As the laughter subsided, Gosling, ever the diplomat, added: “You obviously can’t think about those things when you’re making a movie. You start doing tricks for treats.  To get to come to Cannes with this film is an honour. I don’t mean to sound cheesy but it’s true. To make a low budget action film, and an art film, and come to Cannes—I feel like we’ve won.”

Sean Penn at the Cannes press conference for 'This Must be the Place' / photo by Brian D. Johnson

Meanwhile, a Danish journalist had to ask Drive’s Danish director his opinion of the Nazigate scandal surrounding Lars Von Trier, which is front page news in their home country. “Oh you Danes,” sighed Refn. “I think that what Lars said was very unacceptable.
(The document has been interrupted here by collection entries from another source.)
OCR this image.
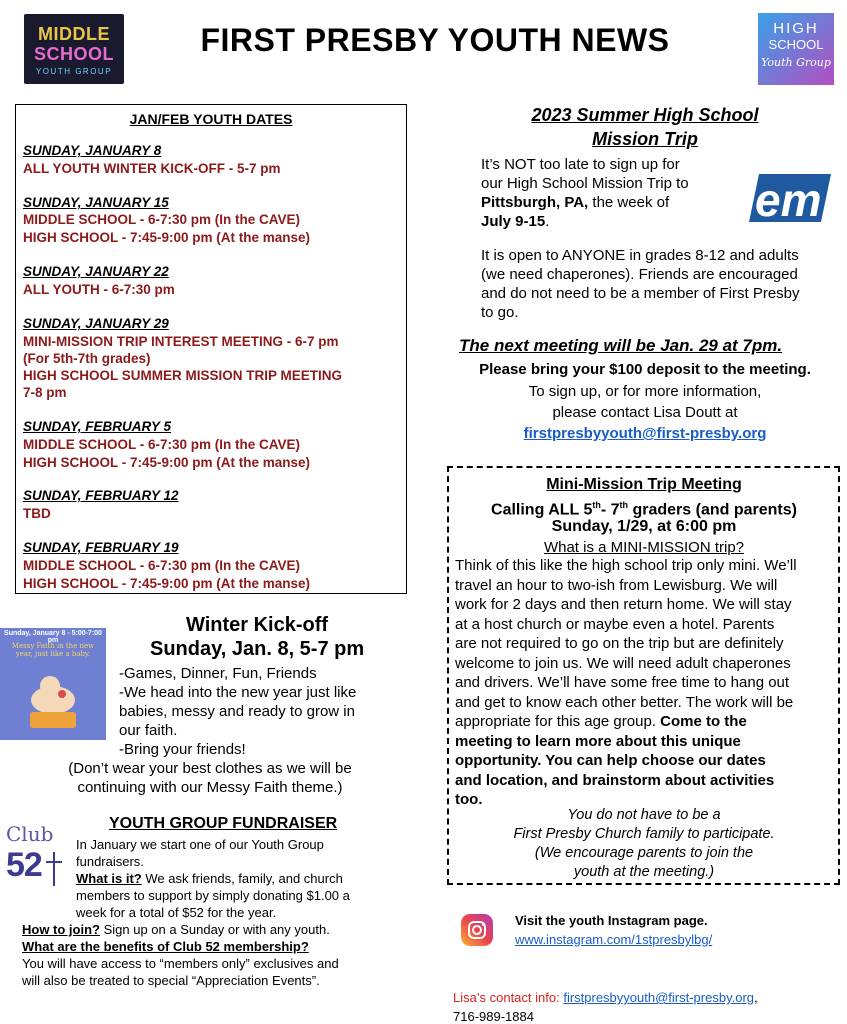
MIDDLE
SCHOOL
YOUTH GROUP
FIRST PRESBY YOUTH NEWS	HIGH
SCHOOL
Youth Group
JAN/FEB YOUTH DATES
SUNDAY, JANUARY 8
ALL YOUTH WINTER KICK-OFF - 5-7 pm
SUNDAY, JANUARY 15
MIDDLE SCHOOL - 6-7:30 pm (In the CAVE)
HIGH SCHOOL - 7:45-9:00 pm (At the manse)
SUNDAY, JANUARY 22
ALL YOUTH - 6-7:30 pm
SUNDAY, JANUARY 29
MINI-MISSION TRIP INTEREST MEETING - 6-7 pm
(For 5th-7th grades)
HIGH SCHOOL SUMMER MISSION TRIP MEETING
7-8 pm
SUNDAY, FEBRUARY 5
MIDDLE SCHOOL - 6-7:30 pm (In the CAVE)
HIGH SCHOOL - 7:45-9:00 pm (At the manse)
SUNDAY, FEBRUARY 12
TBD
SUNDAY, FEBRUARY 19
MIDDLE SCHOOL - 6-7:30 pm (In the CAVE)
HIGH SCHOOL - 7:45-9:00 pm (At the manse)
Sunday, January 8 - 5:00-7:00 pm
Messy Faith in the new year, just like a baby.
Winter Kick-off
Sunday, Jan. 8, 5-7 pm
-Games, Dinner, Fun, Friends
-We head into the new year just like
babies, messy and ready to grow in
our faith.
-Bring your friends!
(Don’t wear your best clothes as we will be
continuing with our Messy Faith theme.)
Club
52
YOUTH GROUP FUNDRAISER
In January we start one of our Youth Group
fundraisers.
What is it? We ask friends, family, and church
members to support by simply donating $1.00 a
week for a total of $52 for the year.
How to join? Sign up on a Sunday or with any youth.
What are the benefits of Club 52 membership?
You will have access to “members only” exclusives and
will also be treated to special “Appreciation Events”.
2023 Summer High School
Mission Trip
It’s NOT too late to sign up for
our High School Mission Trip to
Pittsburgh, PA, the week of
July 9-15.	em
It is open to ANYONE in grades 8-12 and adults
(we need chaperones). Friends are encouraged
and do not need to be a member of First Presby
to go.
The next meeting will be Jan. 29 at 7pm.
Please bring your $100 deposit to the meeting.
To sign up, or for more information,
please contact Lisa Doutt at
firstpresbyyouth@first-presby.org
Mini-Mission Trip Meeting
Calling ALL 5th- 7th graders (and parents)
Sunday, 1/29, at 6:00 pm
What is a MINI-MISSION trip?
Think of this like the high school trip only mini. We’ll
travel an hour to two-ish from Lewisburg. We will
work for 2 days and then return home. We will stay
at a host church or maybe even a hotel. Parents
are not required to go on the trip but are definitely
welcome to join us. We will need adult chaperones
and drivers. We’ll have some free time to hang out
and get to know each other better. The work will be
appropriate for this age group. Come to the
meeting to learn more about this unique
opportunity. You can help choose our dates
and location, and brainstorm about activities
too.
You do not have to be a
First Presby Church family to participate.
(We encourage parents to join the
youth at the meeting.)
Visit the youth Instagram page.
www.instagram.com/1stpresbylbg/
Lisa’s contact info: firstpresbyyouth@first-presby.org,
716-989-1884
I just think that it shows that in Denmark we have a very small mentality and we sometimes forget that there are other people around us. I was very much repulsed by what he said, for my family’s sake and everyone else. I don’t want to get into it.” Right answer.

Gosling’s and Penn’s films both deal with issues of retribution in America—though from wildly opposite viewpoints—so I asked Penn a question about the culture of vengeance in the United States, on screen and off. I still can’t make head or tail of his answer, but here it is, for what it’s worth:

“You bring up something that can certainly be elaborated on outside the length of what we’re doing here.  When we see a sense of vengeance and the way it’s responded to, embraced, rejected recently in the United States, as vengeance was cast and completed in the killing of Osama Bin Laden and throughout the culture the various responses to that, the way people get emotionally taken away with it. In this film . . . it’s pursued but not particularly thought out. It’s one more smell in the air that’s carrying the question and the journey.” Uh huh.